【コミカライズ配信中】婚約破棄したお馬鹿な王子はほっといて、悪役令嬢は精霊の森で幸せになります。(連載版)

三十九

 ゴリ、ゴリ何かをすり潰す音が、ロウソクの灯りだけの薄暗い部屋のなかでしていた。
 
「あ、ああ、アイツが憎い――」

 ソソル草、モンリス草と、…………獣の血。
 これらすべて混ぜ合わせればできる。

 すすけた黒いローブを着て――目つきは鋭く、頬はそげ、目の下にはクマ、悪役令嬢エルモはブツブツと恨みごとを呟いた。

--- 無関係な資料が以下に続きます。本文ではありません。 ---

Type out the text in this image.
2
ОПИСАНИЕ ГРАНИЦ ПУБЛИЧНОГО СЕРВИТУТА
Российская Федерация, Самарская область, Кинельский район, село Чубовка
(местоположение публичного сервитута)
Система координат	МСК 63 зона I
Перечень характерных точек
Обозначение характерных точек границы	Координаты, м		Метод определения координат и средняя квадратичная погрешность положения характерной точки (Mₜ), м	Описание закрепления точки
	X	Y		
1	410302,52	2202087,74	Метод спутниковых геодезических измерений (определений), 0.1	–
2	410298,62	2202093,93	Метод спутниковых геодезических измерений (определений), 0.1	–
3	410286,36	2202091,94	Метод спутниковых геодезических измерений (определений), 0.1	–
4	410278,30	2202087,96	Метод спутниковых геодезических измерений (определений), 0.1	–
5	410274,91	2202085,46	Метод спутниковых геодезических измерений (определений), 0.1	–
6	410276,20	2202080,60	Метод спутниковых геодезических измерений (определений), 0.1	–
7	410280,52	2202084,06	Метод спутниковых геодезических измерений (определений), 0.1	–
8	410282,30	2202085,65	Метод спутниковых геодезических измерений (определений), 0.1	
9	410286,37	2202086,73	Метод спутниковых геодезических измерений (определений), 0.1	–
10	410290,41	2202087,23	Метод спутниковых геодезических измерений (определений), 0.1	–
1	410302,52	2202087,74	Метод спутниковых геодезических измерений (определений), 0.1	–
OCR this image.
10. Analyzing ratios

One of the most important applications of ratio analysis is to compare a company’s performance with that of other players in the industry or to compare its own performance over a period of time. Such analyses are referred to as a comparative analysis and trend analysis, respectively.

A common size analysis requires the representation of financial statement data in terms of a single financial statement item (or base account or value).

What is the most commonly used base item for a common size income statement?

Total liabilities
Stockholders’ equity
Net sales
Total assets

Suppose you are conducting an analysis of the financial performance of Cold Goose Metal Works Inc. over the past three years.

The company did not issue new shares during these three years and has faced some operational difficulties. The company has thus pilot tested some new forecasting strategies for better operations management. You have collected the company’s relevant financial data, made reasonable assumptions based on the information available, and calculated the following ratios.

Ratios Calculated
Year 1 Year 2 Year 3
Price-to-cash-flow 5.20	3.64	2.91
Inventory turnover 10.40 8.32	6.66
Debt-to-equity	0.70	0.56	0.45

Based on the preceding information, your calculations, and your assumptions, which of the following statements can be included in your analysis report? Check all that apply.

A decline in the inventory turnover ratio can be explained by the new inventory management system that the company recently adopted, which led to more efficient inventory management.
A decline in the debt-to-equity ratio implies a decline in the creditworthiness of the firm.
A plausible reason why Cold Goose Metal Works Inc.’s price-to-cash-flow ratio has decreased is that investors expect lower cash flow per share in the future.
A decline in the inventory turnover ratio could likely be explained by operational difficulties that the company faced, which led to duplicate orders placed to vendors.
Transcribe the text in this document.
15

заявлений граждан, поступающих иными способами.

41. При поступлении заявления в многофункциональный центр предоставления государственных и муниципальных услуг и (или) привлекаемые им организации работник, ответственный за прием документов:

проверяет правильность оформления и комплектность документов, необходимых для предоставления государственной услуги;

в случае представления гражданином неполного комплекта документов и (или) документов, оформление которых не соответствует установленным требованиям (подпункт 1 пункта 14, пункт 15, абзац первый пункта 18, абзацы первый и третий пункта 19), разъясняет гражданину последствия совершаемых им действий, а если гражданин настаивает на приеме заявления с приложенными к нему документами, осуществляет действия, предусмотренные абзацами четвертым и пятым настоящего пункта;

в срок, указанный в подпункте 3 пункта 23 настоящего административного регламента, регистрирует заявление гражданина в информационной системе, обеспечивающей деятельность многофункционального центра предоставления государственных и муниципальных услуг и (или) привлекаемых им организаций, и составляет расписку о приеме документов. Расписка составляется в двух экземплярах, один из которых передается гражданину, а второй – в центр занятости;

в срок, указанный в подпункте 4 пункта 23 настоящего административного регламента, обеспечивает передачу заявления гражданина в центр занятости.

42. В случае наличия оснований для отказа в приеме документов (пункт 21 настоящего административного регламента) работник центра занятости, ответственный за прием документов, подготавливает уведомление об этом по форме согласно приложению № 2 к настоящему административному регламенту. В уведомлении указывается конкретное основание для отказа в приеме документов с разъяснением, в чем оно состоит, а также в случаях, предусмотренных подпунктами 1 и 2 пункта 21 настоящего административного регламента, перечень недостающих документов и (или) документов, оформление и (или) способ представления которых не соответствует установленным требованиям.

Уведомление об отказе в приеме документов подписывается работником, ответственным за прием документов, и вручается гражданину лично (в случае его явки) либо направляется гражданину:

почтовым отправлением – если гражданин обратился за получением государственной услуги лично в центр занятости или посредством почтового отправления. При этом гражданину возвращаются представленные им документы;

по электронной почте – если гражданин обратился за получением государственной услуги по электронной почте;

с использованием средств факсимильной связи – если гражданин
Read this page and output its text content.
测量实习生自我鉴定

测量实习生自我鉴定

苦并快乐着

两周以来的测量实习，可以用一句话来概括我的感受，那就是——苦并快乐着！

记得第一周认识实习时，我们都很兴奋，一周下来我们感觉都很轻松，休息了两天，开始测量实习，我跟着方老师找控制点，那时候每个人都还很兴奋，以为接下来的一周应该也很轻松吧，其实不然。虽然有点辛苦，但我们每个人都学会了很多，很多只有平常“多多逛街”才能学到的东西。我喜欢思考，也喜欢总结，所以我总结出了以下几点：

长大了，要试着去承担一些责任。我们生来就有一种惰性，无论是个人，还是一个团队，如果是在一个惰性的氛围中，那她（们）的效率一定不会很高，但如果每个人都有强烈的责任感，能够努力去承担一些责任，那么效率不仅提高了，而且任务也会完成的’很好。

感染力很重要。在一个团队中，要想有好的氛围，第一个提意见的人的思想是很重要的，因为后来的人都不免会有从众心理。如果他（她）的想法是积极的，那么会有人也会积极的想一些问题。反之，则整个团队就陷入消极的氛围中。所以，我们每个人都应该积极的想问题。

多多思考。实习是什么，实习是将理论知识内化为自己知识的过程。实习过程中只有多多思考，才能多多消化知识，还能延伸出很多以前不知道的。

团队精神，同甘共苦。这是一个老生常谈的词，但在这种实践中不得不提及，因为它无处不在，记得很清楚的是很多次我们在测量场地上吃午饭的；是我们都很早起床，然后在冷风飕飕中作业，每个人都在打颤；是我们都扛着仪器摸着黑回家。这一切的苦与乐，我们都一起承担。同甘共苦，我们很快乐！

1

『できた……これで恨みがはらせる。フフッ、私がこうなったのは……すべてを奪ったあの子のせい。お前が愛するものすべて呪ってやる――さあ、いきましょうティーグル」

 "グルルル"私の唯一の味方、黒い精霊獣を従えて。


 ――や、やめて、ダメよ! それを使用しては……!
 

「……っ、くっ……あ、あ……ダメッ」

「……ルモ、エルモ!」
 
 誰かによばれて、体をおおきく揺すられて目が覚める。

 うす暗いロウソクの部屋ではなく……いつもの見慣れた天井と、そばにグルがいた。

 彼はエルモのひたいの汗を拭き、心配そうに見つめている。

「はっ、え、……グルさん?」
「エルモ、いま、うなされていたけど怖い夢でもみたのか?」

 夢? そう、あれは夢だ。

 乙女ゲーム――白い精霊獣ルートの場面のひとつ。愛したエルドラッドに裏切られて、闇堕ちしたエルモが作った熱病のクスリ。